DOCK STREET ELEVATION: prominent round-headed pilastered doorpiece to centre with mask keystone (Neptune?), Peterhead granite anta with decorative capitals, diaper-work at intrados and spandrels, 2-leaf cast-iron gates with sunburst motif 'fanlight' and lettering 'SAILORS' HOME', decorative consoles supporting parapet incorporating base of canted 1st floor oriel, 3-bay door-to-centre shopfront to left, 2-bay shopfront to right, altered shop door to angle at far right, datestone and cartouche above flanked by griffins supporting window above; tripartite and bipartite windows flanking oriel at 1st floor, tripartite to angle at right, windows to 2nd, 3rd and 4th floors arranged from left to right tripartite, bipartite, bipartite, tripartite; segmental pediment at parapet over relief depicting globe flanked by navigators, coped stacks to left and right rising from parapet; round angle tower with windows and corbelled parapet, leaded dome roof with lantern.

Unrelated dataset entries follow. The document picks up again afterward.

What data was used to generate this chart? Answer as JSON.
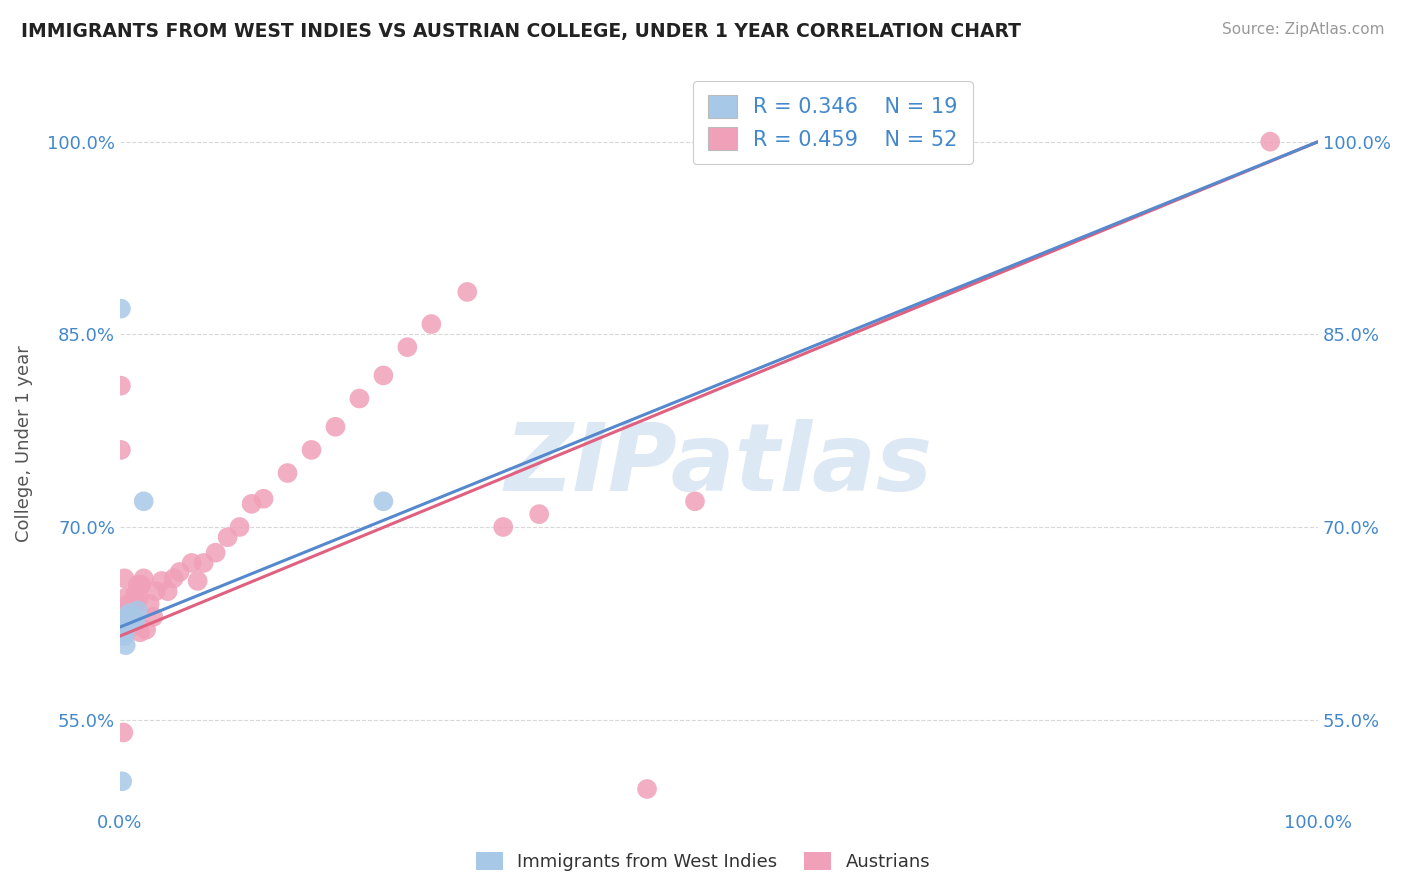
{
  "title": "IMMIGRANTS FROM WEST INDIES VS AUSTRIAN COLLEGE, UNDER 1 YEAR CORRELATION CHART",
  "source": "Source: ZipAtlas.com",
  "ylabel": "College, Under 1 year",
  "xlim": [
    0.0,
    1.0
  ],
  "ylim": [
    0.48,
    1.05
  ],
  "x_tick_labels": [
    "0.0%",
    "100.0%"
  ],
  "x_tick_values": [
    0.0,
    1.0
  ],
  "y_tick_labels": [
    "55.0%",
    "70.0%",
    "85.0%",
    "100.0%"
  ],
  "y_tick_values": [
    0.55,
    0.7,
    0.85,
    1.0
  ],
  "color_blue": "#a8c8e8",
  "color_pink": "#f0a0b8",
  "line_color_blue": "#5588cc",
  "line_color_pink": "#e06080",
  "watermark_text": "ZIPatlas",
  "watermark_color": "#dde8f5",
  "background_color": "#ffffff",
  "grid_color": "#d8d8d8",
  "title_color": "#222222",
  "axis_label_color": "#555555",
  "tick_label_color": "#4488cc",
  "legend_label1": "Immigrants from West Indies",
  "legend_label2": "Austrians",
  "legend_r1": "R = 0.346",
  "legend_n1": "N = 19",
  "legend_r2": "R = 0.459",
  "legend_n2": "N = 52",
  "wi_x": [
    0.001,
    0.001,
    0.002,
    0.003,
    0.004,
    0.005,
    0.005,
    0.006,
    0.007,
    0.007,
    0.008,
    0.009,
    0.01,
    0.011,
    0.013,
    0.015,
    0.02,
    0.22,
    0.002
  ],
  "wi_y": [
    0.87,
    0.62,
    0.625,
    0.618,
    0.615,
    0.608,
    0.625,
    0.622,
    0.63,
    0.628,
    0.633,
    0.63,
    0.626,
    0.631,
    0.628,
    0.635,
    0.72,
    0.72,
    0.502
  ],
  "au_x": [
    0.001,
    0.001,
    0.001,
    0.002,
    0.003,
    0.004,
    0.004,
    0.005,
    0.006,
    0.007,
    0.007,
    0.008,
    0.009,
    0.01,
    0.011,
    0.012,
    0.013,
    0.014,
    0.015,
    0.016,
    0.017,
    0.018,
    0.02,
    0.022,
    0.025,
    0.028,
    0.03,
    0.035,
    0.04,
    0.045,
    0.05,
    0.06,
    0.065,
    0.07,
    0.08,
    0.09,
    0.1,
    0.11,
    0.12,
    0.14,
    0.16,
    0.18,
    0.2,
    0.22,
    0.24,
    0.26,
    0.29,
    0.32,
    0.35,
    0.44,
    0.48,
    0.96
  ],
  "au_y": [
    0.76,
    0.81,
    0.63,
    0.635,
    0.54,
    0.625,
    0.66,
    0.645,
    0.635,
    0.625,
    0.64,
    0.628,
    0.635,
    0.622,
    0.63,
    0.64,
    0.648,
    0.638,
    0.655,
    0.645,
    0.618,
    0.655,
    0.66,
    0.62,
    0.64,
    0.63,
    0.65,
    0.658,
    0.65,
    0.66,
    0.665,
    0.672,
    0.658,
    0.672,
    0.68,
    0.692,
    0.7,
    0.718,
    0.722,
    0.742,
    0.76,
    0.778,
    0.8,
    0.818,
    0.84,
    0.858,
    0.883,
    0.7,
    0.71,
    0.496,
    0.72,
    1.0
  ]
}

CANDLE LANE ELEVATION: 3-bay shopfront to ground floor left, bipartite to 1st floor flanked by single windows, 4 windows to 2nd, 3rd and 4th floors; 6 bays to right with windows at each floor similar to those at Dock Street elevation.

Chapel to far right: 3-bay gable, stugged sandstone ashlar, grey slate roof. Door to centre with round-headed overdoor inscribed 'SEAMEN'S CHAPEL', paired round-headed panels to left and right, large tripartite round-headed gallery window above, ashlar-coped skews with anchor relief at apex; right return elevation, blank rubble with red brick raised wallhead pertaining to later, now demolished building.

INTERIOR: Home; largely unaltered, scale and platt staircase with decorative cast-iron panel balusters and Jacobean style newel posts, round-headed niches at landings, some decorative plaster cornices. Chapel; derelict, but panelled gallery remains.

Statement of Interest

The names Nelson, Cook, Blake, Wood, Duncan, Dibdin and Napier appear at the wallhead frieze. The building cost about ?12,000 and is a significant part of Dundee's maritime history, reflecting concern for the social and moral welfare of sailors. The cast-iron sunburst motif is perhaps modelled on that in the famous Sailors' Home in Liverpool (demolished). A Tariff card of the 1920s states that use by sailors waned after the 1st World War, and that accommodation was now also provided for 'Commercial Travellers, Chauffeurs, Transport Drivers, Soldiers, Cyclists and Holiday-makers'. There were 34 single and 11 twin bedded rooms, 8 bathrooms, hot and cold water and electric light. It is now (1994) used as a hostel; the chapel is in a dilapidated condition.